Esta discussão introdutória pode ser completada com a referência a um quarto elemento: o processamento de
informação, o manuseamento, manipulação e derivação de novas formas ou versões de informação-como-coisa.
(Poder-se-ia considerar o processo de se tornar informado como uma espécie de processamento de informação,
mas, para reduzir a confusão, preferimos separar e excluir a informação mental como processo do âmbito do
"processamento de informação").
A nossa discussão até agora pode ser resumida em termos de duas distinções:
Em conjunto, estas duas distinções conduzem a quatro aspectos bastante diferentes da informação e dos sistemas
de informação. Ver Fig. 1.
Em vez da tarefa fastidiosa de analisar os objectos candidatos e perguntar se devem ou não ser considerados
exemplos de informação-como-coisa, podemos inverter o processo e pedir às pessoas que identifiquem as coisas
pelas quais ou por causa das quais foram informadas. As pessoas dirão que são informadas por uma grande
variedade de coisas, tais como mensagens, dados, documentos, objectos, acontecimentos, a vista através da
janela, por qualquer tipo de evidência.
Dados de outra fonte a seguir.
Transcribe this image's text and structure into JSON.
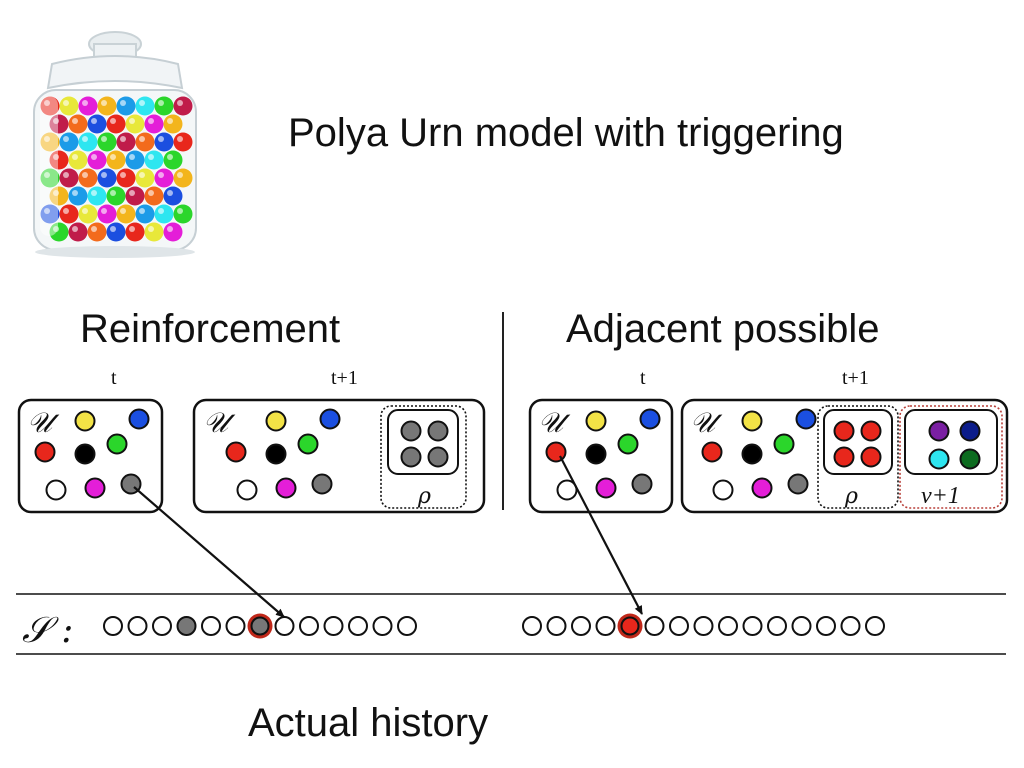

Este ponto foi reconhecido por Brookes (1979, p. 14): "Nas ciências, há
muito que se reconhece que a fonte primária de informação não é a literatura das ciências, mas a observação dos
fenómenos naturais relevantes. Os cientistas (e outros) encontram 'sermões nas pedras e livros nos riachos que
correm'." Qual a melhor forma de selecionar estes candidatos a serem considerados como informação? (Note-se
que estamos a restringir a nossa atenção às coisas físicas e aos acontecimentos físicos. Algumas pessoas diriam
que parte do seu conhecimento provém de fontes parafísicas, nomeadamente de
inspiração divina. Outros negariam qualquer fonte de informação não-física, mas, na medida em que possa
existir, a ciência da informação teria de ser incompleta se fosse excluída. Não sabendo o que dizer sobre o
assunto, limitamo-nos a registá-lo como uma possível área de interesse invulgar dentro da ciência da
informação).
Aprende-se através do exame de vários tipos de coisas. Para aprender, lêem-se textos, números, inspeccionam-
se objectos e imagens, tocam-se ou percebem-se de outra forma. Num sentido significativo, a informação é
utilizada como prova na aprendizagem - como base para a compreensão. O conhecimento e as opiniões de uma
pessoa são afectados pelo que vê, lê, ouve e experimenta. Os manuais escolares e as enciclopédias fornecem
material para uma introdução; os textos literários e os comentários fornecem fontes para o estudo da língua e da
literatura; os conjuntos de dados estatísticos fornecem dados para cálculos e inferências; os estatutos e os
relatórios jurídicos indicam a lei; as fotografias mostram como eram as pessoas, os lugares e os acontecimentos;
as citações e as fontes são verificadas; e assim por diante. Em todos os casos, é razoável considerar a
informação-como-coisa como prova, embora sem implicar que o que foi lido, visto, ouvido ou de outra forma
percebido ou observado seja necessariamente exato, útil ou mesmo pertinente para os objectivos do utilizador.
Também não é necessário assumir que o utilizador acreditou (ou deveria acreditar) ou concordou com o que foi
percebido. "Evidência" é um termo apropriado porque denota algo relacionado com a compreensão, algo que, se
encontrado e corretamente compreendido, pode mudar o conhecimento de alguém, as suas crenças,
relativamente a algum assunto.
Além disso, o termo "prova" implica passividade. A prova, tal como a informação como coisa, não faz nada
ativamente. Os seres humanos fazem coisas com ela ou para ela. Examinam-na, descrevem-na e categorizam-na.
Compreendem-na, compreendem-na mal, interpretam-na, resumem-na ou refutam-na. Podem até tentar falsificá-
la, alterá-la, escondê-la ou destruí-la. A essência das provas é precisamente o facto de a sua perceção poder levar
a mudanças naquilo que as pessoas acreditam saber.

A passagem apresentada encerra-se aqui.